The diagnosis for me did not come that easy. It took numerous doctor visits, tests, a four-day hospital stay, several emergency room trips and 14 different doctors until I finally received the correct diagnosis after six years of searching and questioning.
Some of you might remember me from a Brentwood Press article dated March of 2008, entitled “War on Parkinson’s takes teamwork” In 2007 I was diagnosed by a neurologist at UCSF as having contracted Parkinson’s disease. I told the doctor my story of how I had been bitten by a tick. The response I received was typically what most Lyme sufferers unfortunately are told: “you don’t have Lyme disease; we don’t have Lyme disease in California.”

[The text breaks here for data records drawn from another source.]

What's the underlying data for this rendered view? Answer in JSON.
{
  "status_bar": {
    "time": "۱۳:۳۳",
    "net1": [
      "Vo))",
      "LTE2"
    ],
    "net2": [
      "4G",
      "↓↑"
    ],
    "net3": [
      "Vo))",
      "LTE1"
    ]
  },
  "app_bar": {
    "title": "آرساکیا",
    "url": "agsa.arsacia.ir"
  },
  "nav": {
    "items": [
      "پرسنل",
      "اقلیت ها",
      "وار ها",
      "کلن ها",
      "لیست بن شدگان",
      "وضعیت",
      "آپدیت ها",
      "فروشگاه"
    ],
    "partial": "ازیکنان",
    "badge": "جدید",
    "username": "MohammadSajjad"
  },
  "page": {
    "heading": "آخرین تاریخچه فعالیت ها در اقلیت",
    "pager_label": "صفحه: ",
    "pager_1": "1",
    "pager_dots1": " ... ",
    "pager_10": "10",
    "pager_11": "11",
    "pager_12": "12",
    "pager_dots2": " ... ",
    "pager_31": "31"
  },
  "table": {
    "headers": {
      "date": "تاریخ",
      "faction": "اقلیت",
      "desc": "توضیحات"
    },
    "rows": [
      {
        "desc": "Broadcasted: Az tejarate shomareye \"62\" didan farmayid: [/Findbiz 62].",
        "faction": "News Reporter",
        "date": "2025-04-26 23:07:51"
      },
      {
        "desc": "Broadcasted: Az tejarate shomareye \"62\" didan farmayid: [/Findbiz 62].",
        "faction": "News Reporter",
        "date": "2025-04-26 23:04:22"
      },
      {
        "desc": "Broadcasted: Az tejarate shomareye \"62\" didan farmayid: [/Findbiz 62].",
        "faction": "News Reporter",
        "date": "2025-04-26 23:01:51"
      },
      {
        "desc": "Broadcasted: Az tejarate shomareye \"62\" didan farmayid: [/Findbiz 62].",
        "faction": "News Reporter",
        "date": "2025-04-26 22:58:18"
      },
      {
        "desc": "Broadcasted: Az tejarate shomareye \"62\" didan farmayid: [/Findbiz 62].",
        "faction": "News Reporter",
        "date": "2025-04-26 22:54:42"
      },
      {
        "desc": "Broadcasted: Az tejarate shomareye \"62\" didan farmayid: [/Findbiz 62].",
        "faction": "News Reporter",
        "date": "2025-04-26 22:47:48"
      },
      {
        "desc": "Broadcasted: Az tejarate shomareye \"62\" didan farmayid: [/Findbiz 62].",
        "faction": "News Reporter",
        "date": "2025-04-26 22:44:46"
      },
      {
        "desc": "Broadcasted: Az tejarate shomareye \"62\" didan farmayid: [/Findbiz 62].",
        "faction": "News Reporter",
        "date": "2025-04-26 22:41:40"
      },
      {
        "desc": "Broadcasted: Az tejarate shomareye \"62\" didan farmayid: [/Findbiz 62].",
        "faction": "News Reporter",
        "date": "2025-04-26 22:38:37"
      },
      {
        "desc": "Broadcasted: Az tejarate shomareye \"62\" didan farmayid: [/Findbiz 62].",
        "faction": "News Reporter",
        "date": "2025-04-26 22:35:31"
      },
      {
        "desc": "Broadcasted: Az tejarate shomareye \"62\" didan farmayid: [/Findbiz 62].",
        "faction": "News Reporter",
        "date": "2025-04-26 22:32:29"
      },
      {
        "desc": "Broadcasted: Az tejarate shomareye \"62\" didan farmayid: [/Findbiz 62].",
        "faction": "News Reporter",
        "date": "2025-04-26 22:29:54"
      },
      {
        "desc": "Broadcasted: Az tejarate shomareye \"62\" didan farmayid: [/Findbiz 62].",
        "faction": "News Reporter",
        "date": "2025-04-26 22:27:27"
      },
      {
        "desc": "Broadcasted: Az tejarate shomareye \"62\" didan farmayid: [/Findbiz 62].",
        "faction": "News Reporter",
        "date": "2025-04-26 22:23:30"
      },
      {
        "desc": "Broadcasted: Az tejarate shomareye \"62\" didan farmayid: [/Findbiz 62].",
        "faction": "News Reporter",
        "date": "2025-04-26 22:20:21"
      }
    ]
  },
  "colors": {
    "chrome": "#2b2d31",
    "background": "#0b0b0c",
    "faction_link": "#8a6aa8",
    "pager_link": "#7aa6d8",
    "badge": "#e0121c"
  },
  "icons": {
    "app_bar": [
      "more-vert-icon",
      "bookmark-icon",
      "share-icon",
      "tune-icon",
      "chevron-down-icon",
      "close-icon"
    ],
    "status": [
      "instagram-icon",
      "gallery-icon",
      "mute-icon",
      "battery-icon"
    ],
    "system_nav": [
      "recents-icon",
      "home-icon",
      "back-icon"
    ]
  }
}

The Parkinson’s diagnosis was not the only diagnosis I was given. During our six-year journey my husband and family would support me through countless different diagnoses – some labeled with a very short lifespan. Through faith, perseverance and countless hours of searching on the Internet we were able to find a Lyme-literate doctor to properly test and begin treating me.
Lyme disease is the fastest-growing vector-borne disease in the world. Less than 25 to 60 percent of people bitten develop the classic bulls-eye rash. The disease is spread by the Ixodes Pacifica tick. This tick has been found in 56 of the 58 counties in California. California nymphal tick activities are highest in April, May and June; however, California’s mild climate puts Californians at risk all year.
Ticks spread other diseases along with Lyme disease: babesiosis, a malaria-like disease; Bartonella henselae, commonly known as “cat scratch fever”; Ehrlichliosis, also called anaplasmosis; Rocky Mountain spotted fever; myoplasma; and Morgellons. If you have one or more of these co-infections, diagnosis and treatment become more difficult.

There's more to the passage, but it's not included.